FPS Ocean said it would continue to convert 480,000-barrel shuttle tanker Nordic Laurita at Drydocks World Dubai, but costs have risen to $375m, so would need to raise $95m more in equity finance.
There has already been one financial casualty. Vessel owner Multi Purpose Floater Corp failed to secure funding to complete its drilling and production ship and went bankrupt with only the hull finished.
Clarkson Asia broker Andrew Bray said an auction in China for the steel hull of this vessel, which is similar in size to a very large crude carrier, would have to be extended beyond December 9 because of a lack of interest.

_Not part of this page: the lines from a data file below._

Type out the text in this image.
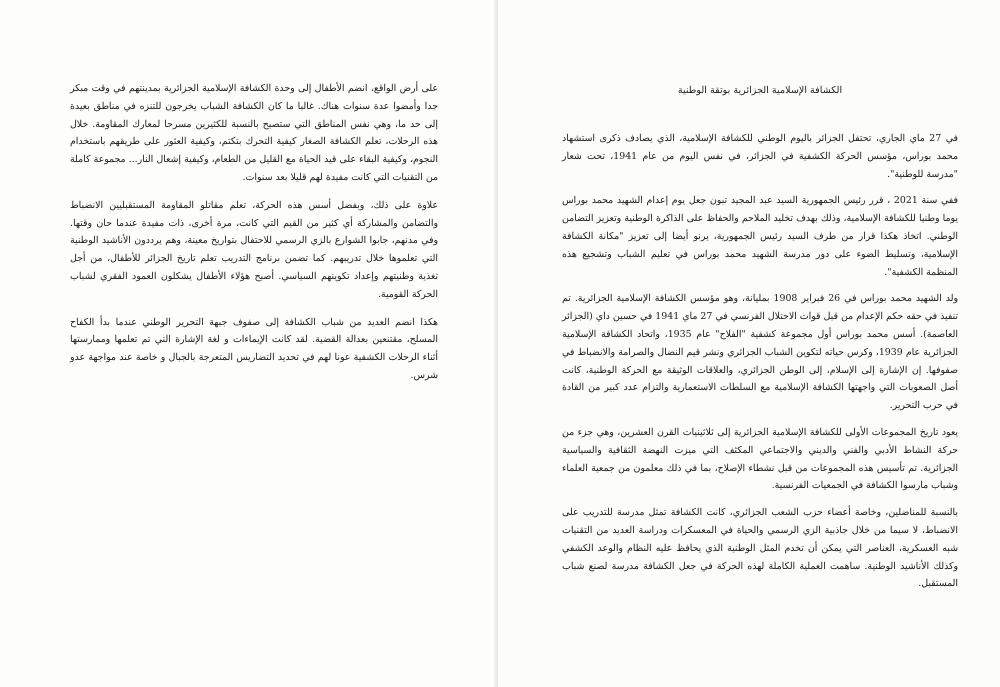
على أرض الواقع، انضم الأطفال إلى وحدة الكشافة الإسلامية الجزائرية بمدينتهم في وقت مبكر جدا وأمضوا عدة سنوات هناك. غالبا ما كان الكشافة الشباب يخرجون للتنزه في مناطق بعيدة إلى حد ما، وهي نفس المناطق التي ستصبح بالنسبة للكثيرين مسرحا لمعارك المقاومة. خلال هذه الرحلات، تعلم الكشافة الصغار كيفية التحرك بتكتم، وكيفية العثور على طريقهم باستخدام النجوم، وكيفية البقاء على قيد الحياة مع القليل من الطعام، وكيفية إشعال النار... مجموعة كاملة من التقنيات التي كانت مفيدة لهم قليلا بعد سنوات.

علاوة على ذلك، وبفضل أسس هذه الحركة، تعلم مقاتلو المقاومة المستقبليين الانضباط والتضامن والمشاركة أي كثير من القيم التي كانت، مرة أخرى، ذات مفيدة عندما حان وقتها. وفي مدنهم، جابوا الشوارع بالزي الرسمي للاحتفال بتواريخ معينة، وهم يرددون الأناشيد الوطنية التي تعلموها خلال تدريبهم. كما تضمن برنامج التدريب تعلم تاريخ الجزائر للأطفال، من أجل تغذية وطنيتهم وإعداد تكوينهم السياسي. أصبح هؤلاء الأطفال يشكلون العمود الفقري لشباب الحركة القومية.

هكذا انضم العديد من شباب الكشافة إلى صفوف جبهة التحرير الوطني عندما بدأ الكفاح المسلح، مقتنعين بعدالة القضية. لقد كانت الإيماءات و لغة الإشارة التي تم تعلمها وممارستها أثناء الرحلات الكشفية عونا لهم في تحديد التضاريس المتعرجة بالجبال و خاصة عند مواجهة عدو شرس.

الكشافة الإسلامية الجزائرية بوتقة الوطنية

في 27 ماي الجاري، تحتفل الجزائر باليوم الوطني للكشافة الإسلامية، الذي يصادف ذكرى استشهاد محمد بوراس، مؤسس الحركة الكشفية في الجزائر، في نفس اليوم من عام 1941، تحت شعار "مدرسة للوطنية".

ففي سنة 2021 ، قرر رئيس الجمهورية السيد عبد المجيد تبون جعل يوم إعدام الشهيد محمد بوراس يوما وطنيا للكشافة الإسلامية، وذلك بهدف تخليد الملاحم والحفاظ على الذاكرة الوطنية وتعزيز التضامن الوطني. اتخاذ هكذا قرار من طرف السيد رئيس الجمهورية، يرنو أيضا إلى تعزيز "مكانة الكشافة الإسلامية، وتسليط الضوء على دور مدرسة الشهيد محمد بوراس في تعليم الشباب وتشجيع هذه المنظمة الكشفية".

ولد الشهيد محمد بوراس في 26 فبراير 1908 بمليانة، وهو مؤسس الكشافة الإسلامية الجزائرية. تم تنفيذ في حقه حكم الإعدام من قبل قوات الاحتلال الفرنسي في 27 ماي 1941 في حسين داي (الجزائر العاصمة). أسس محمد بوراس أول مجموعة كشفية "الفلاح" عام 1935، واتحاد الكشافة الإسلامية الجزائرية عام 1939، وكرس حياته لتكوين الشباب الجزائري ونشر قيم النضال والصرامة والانضباط في صفوفها. إن الإشارة إلى الإسلام، إلى الوطن الجزائري، والعلاقات الوثيقة مع الحركة الوطنية، كانت أصل الصعوبات التي واجهتها الكشافة الإسلامية مع السلطات الاستعمارية والتزام عدد كبير من القادة في حرب التحرير.

يعود تاريخ المجموعات الأولى للكشافة الإسلامية الجزائرية إلى ثلاثينيات القرن العشرين، وهي جزء من حركة النشاط الأدبي والفني والديني والاجتماعي المكثف التي ميزت النهضة الثقافية والسياسية الجزائرية. تم تأسيس هذه المجموعات من قبل نشطاء الإصلاح، بما في ذلك معلمون من جمعية العلماء وشباب مارسوا الكشافة في الجمعيات الفرنسية.

بالنسبة للمناضلين، وخاصة أعضاء حزب الشعب الجزائري، كانت الكشافة تمثل مدرسة للتدريب على الانضباط، لا سيما من خلال جاذبية الزي الرسمي والحياة في المعسكرات ودراسة العديد من التقنيات شبه العسكرية، العناصر التي يمكن أن تخدم المثل الوطنية الذي يحافظ عليه النظام والوعد الكشفي وكذلك الأناشيد الوطنية. ساهمت العملية الكاملة لهذه الحركة في جعل الكشافة مدرسة لصنع شباب المستقبل.
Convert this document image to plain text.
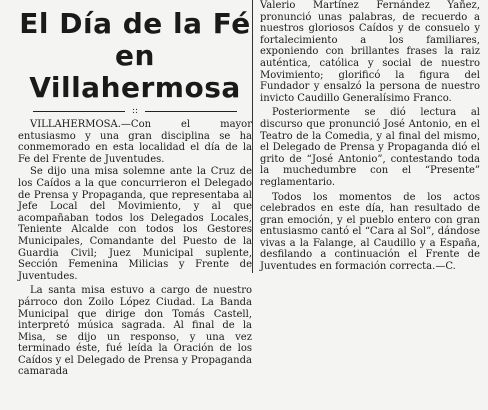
El Día de la Fé
en Villahermosa
::

VILLAHERMOSA.—Con el mayor entusiasmo y una gran disciplina se ha conmemorado en esta localidad el día de la Fe del Frente de Juventudes.

Se dijo una misa solemne ante la Cruz de los Caídos a la que concurrieron el Delegado de Prensa y Propaganda, que representaba al Jefe Local del Movimiento, y al que acompañaban todos los Delegados Locales, Teniente Alcalde con todos los Gestores Municipales, Comandante del Puesto de la Guardia Civil; Juez Municipal suplente, Sección Femenina Milicias y Frente de Juventudes.

La santa misa estuvo a cargo de nuestro párroco don Zoilo López Ciudad. La Banda Municipal que dirige don Tomás Castell, interpretó música sagrada. Al final de la Misa, se dijo un responso, y una vez terminado éste, fué leída la Oración de los Caídos y el Delegado de Prensa y Propaganda camarada

Valerio Martínez Fernández Yañez, pronunció unas palabras, de recuerdo a nuestros gloriosos Caídos y de consuelo y fortalecimiento a los familiares, exponiendo con brillantes frases la raiz auténtica, católica y social de nuestro Movimiento; glorificó la figura del Fundador y ensalzó la persona de nuestro invicto Caudillo Generalísimo Franco.

Posteriormente se dió lectura al discurso que pronunció José Antonio, en el Teatro de la Comedia, y al final del mismo, el Delegado de Prensa y Propaganda dió el grito de “José Antonio”, contestando toda la muchedumbre con el “Presente” reglamentario.

Todos los momentos de los actos celebrados en este día, han resultado de gran emoción, y el pueblo entero con gran entusiasmo cantó el “Cara al Sol”, dándose vivas a la Falange, al Caudillo y a España, desfilando a continuación el Frente de Juventudes en formación correcta.—C.
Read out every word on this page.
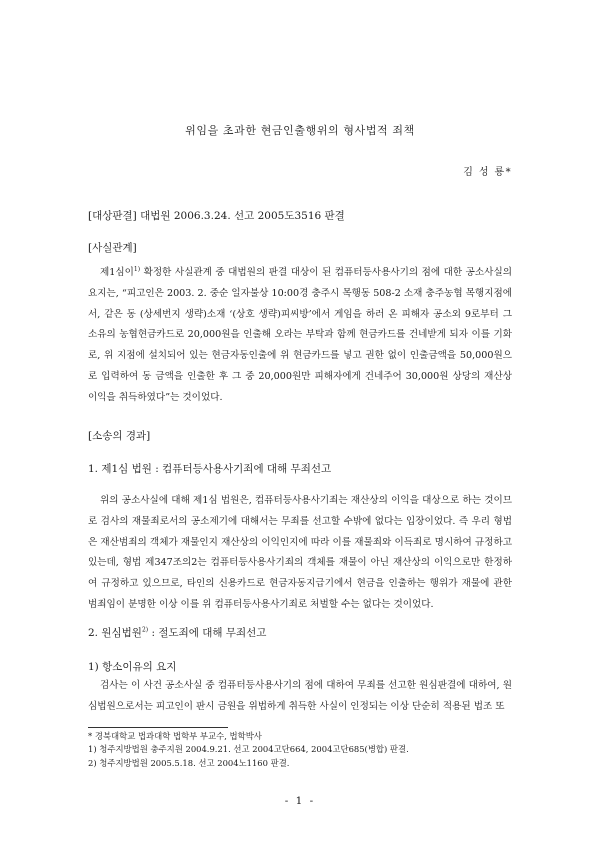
위임을 초과한 현금인출행위의 형사법적 죄책
김 성 룡*
[대상판결] 대법원 2006.3.24. 선고 2005도3516 판결
[사실관계]

제1심이$^{1)}$ 확정한 사실관계 중 대법원의 판결 대상이 된 컴퓨터등사용사기의 점에 대한 공소사실의 요지는, “피고인은 2003. 2. 중순 일자불상 10:00경 충주시 목행동 508-2 소재 충주농협 목행지점에서, 같은 동 (상세번지 생략)소재 ‘(상호 생략)피씨방’에서 게임을 하러 온 피해자 공소외 9로부터 그 소유의 농협현금카드로 20,000원을 인출해 오라는 부탁과 함께 현금카드를 건네받게 되자 이를 기화로, 위 지점에 설치되어 있는 현금자동인출에 위 현금카드를 넣고 권한 없이 인출금액을 50,000원으로 입력하여 동 금액을 인출한 후 그 중 20,000원만 피해자에게 건네주어 30,000원 상당의 재산상 이익을 취득하였다”는 것이었다.

[소송의 경과]
1. 제1심 법원 : 컴퓨터등사용사기죄에 대해 무죄선고

위의 공소사실에 대해 제1심 법원은, 컴퓨터등사용사기죄는 재산상의 이익을 대상으로 하는 것이므로 검사의 재물죄로서의 공소제기에 대해서는 무죄를 선고할 수밖에 없다는 입장이었다. 즉 우리 형법은 재산범죄의 객체가 재물인지 재산상의 이익인지에 따라 이를 재물죄와 이득죄로 명시하여 규정하고 있는데, 형법 제347조의2는 컴퓨터등사용사기죄의 객체를 재물이 아닌 재산상의 이익으로만 한정하여 규정하고 있으므로, 타인의 신용카드로 현금자동지급기에서 현금을 인출하는 행위가 재물에 관한 범죄임이 분명한 이상 이를 위 컴퓨터등사용사기죄로 처벌할 수는 없다는 것이었다.

2. 원심법원$^{2)}$ : 절도죄에 대해 무죄선고
1) 항소이유의 요지

검사는 이 사건 공소사실 중 컴퓨터등사용사기의 점에 대하여 무죄를 선고한 원심판결에 대하여, 원심법원으로서는 피고인이 판시 금원을 위법하게 취득한 사실이 인정되는 이상 단순히 적용된 법조 또

* 경북대학교 법과대학 법학부 부교수, 법학박사
1) 청주지방법원 충주지원 2004.9.21. 선고 2004고단664, 2004고단685(병합) 판결.
2) 청주지방법원 2005.5.18. 선고 2004노1160 판결.
- 1 -
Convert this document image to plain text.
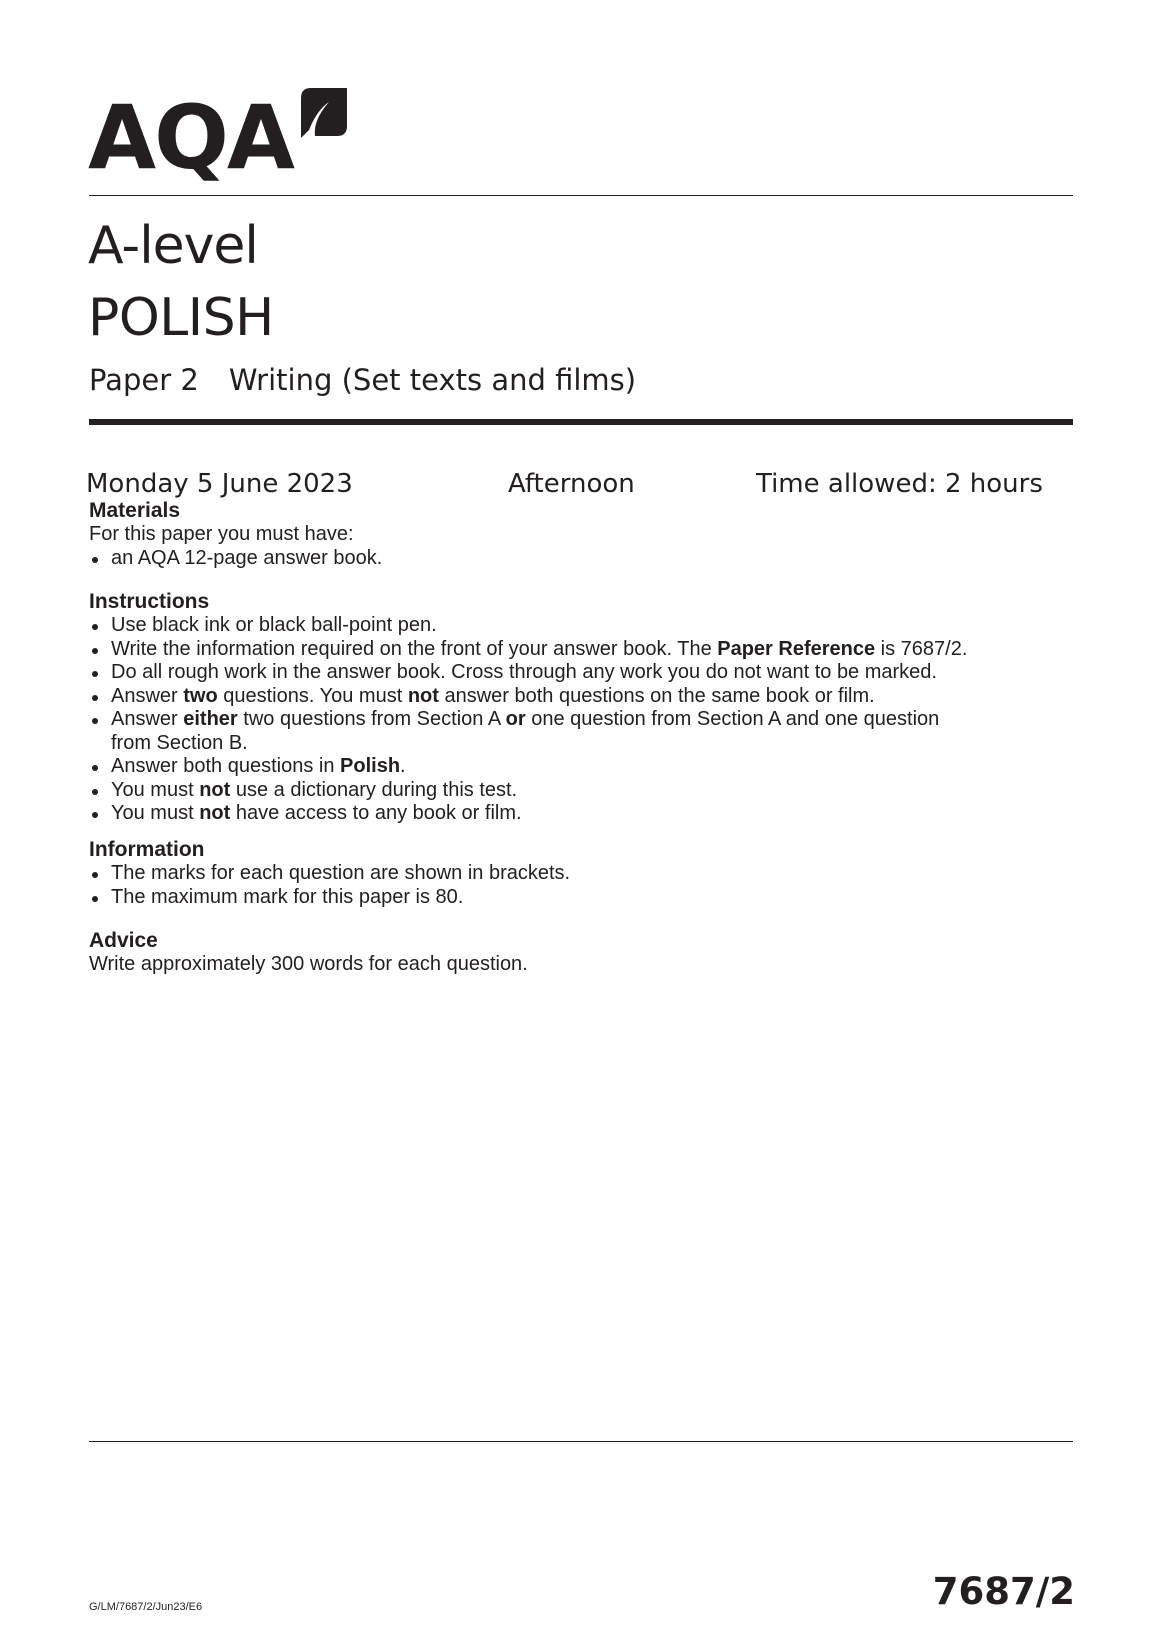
AQA
A-level
POLISH
Paper 2 Writing (Set texts and films)
Monday 5 June 2023	Afternoon	Time allowed: 2 hours
Materials

For this paper you must have:

an AQA 12-page answer book.
Instructions
Use black ink or black ball-point pen.
Write the information required on the front of your answer book. The Paper Reference is 7687/2.
Do all rough work in the answer book. Cross through any work you do not want to be marked.
Answer two questions. You must not answer both questions on the same book or film.
Answer either two questions from Section A or one question from Section A and one question from Section B.
Answer both questions in Polish.
You must not use a dictionary during this test.
You must not have access to any book or film.
Information
The marks for each question are shown in brackets.
The maximum mark for this paper is 80.
Advice

Write approximately 300 words for each question.

G/LM/7687/2/Jun23/E6	7687/2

Other FPSO owners are fighting to stay afloat and looking to sell tankers include Nexus and Songa Floating Production, brokers said.
Nexus, which is majority-owned by BW Offshore, itself owned by tanker major BW, is trying to sell its newbuilding FPSO to oil companies as an alternative to a leasing it. Songa Floating Production has the 460,000-barrel, 1989-built Songa Annette idle and available.
“Companies are selling the conversion candidates to focus on cash. If all speculative tankers are sold then $100m will be lost by all of the FPSO market,” Mr Horsington said.
“FPSO stocks have been hammered far more than other sectors such as drilling, tankers and offshore support vessels. For example, Aker Floating Production lost 90% of its share value. So FPSO owners are looking more vulnerable.
“There has been a melt down in market capitalisation and the value of the entire FPSO [sector] is only $5bn. Half of this is SBM Offshore,” Mr Horsington said.
Glen Ole Rødland, director at Norwegian investor Ferncliff, said share prices had fallen between 60%-90%.
“The oil industry is profitable, but owning FPSOs is a losing game because the returns are too low and owners are over-estimating the value of their vessels. Returns are only 7%-9% and conversion projects capital expenditure is on average 20% over budget,” Mr Rødland said.
Mr Horsington said costs were rising and contract terms were so poor that day rates might not match capital expenditure of some FPSOs. When they are completed there could be $300m of assets waiting around for months for a contract.
Demand for FPSOs is set to fall in 2009 as tender processes are likely to be delayed.
“We are expecting to see an impact on mid-term bidding prospects. We have not seen any delays in tenders yet, but there is fear about what will happen on bids in the first quarter of 2009,” said Boyd Howell, a director with Japanese FPSO owner Modec.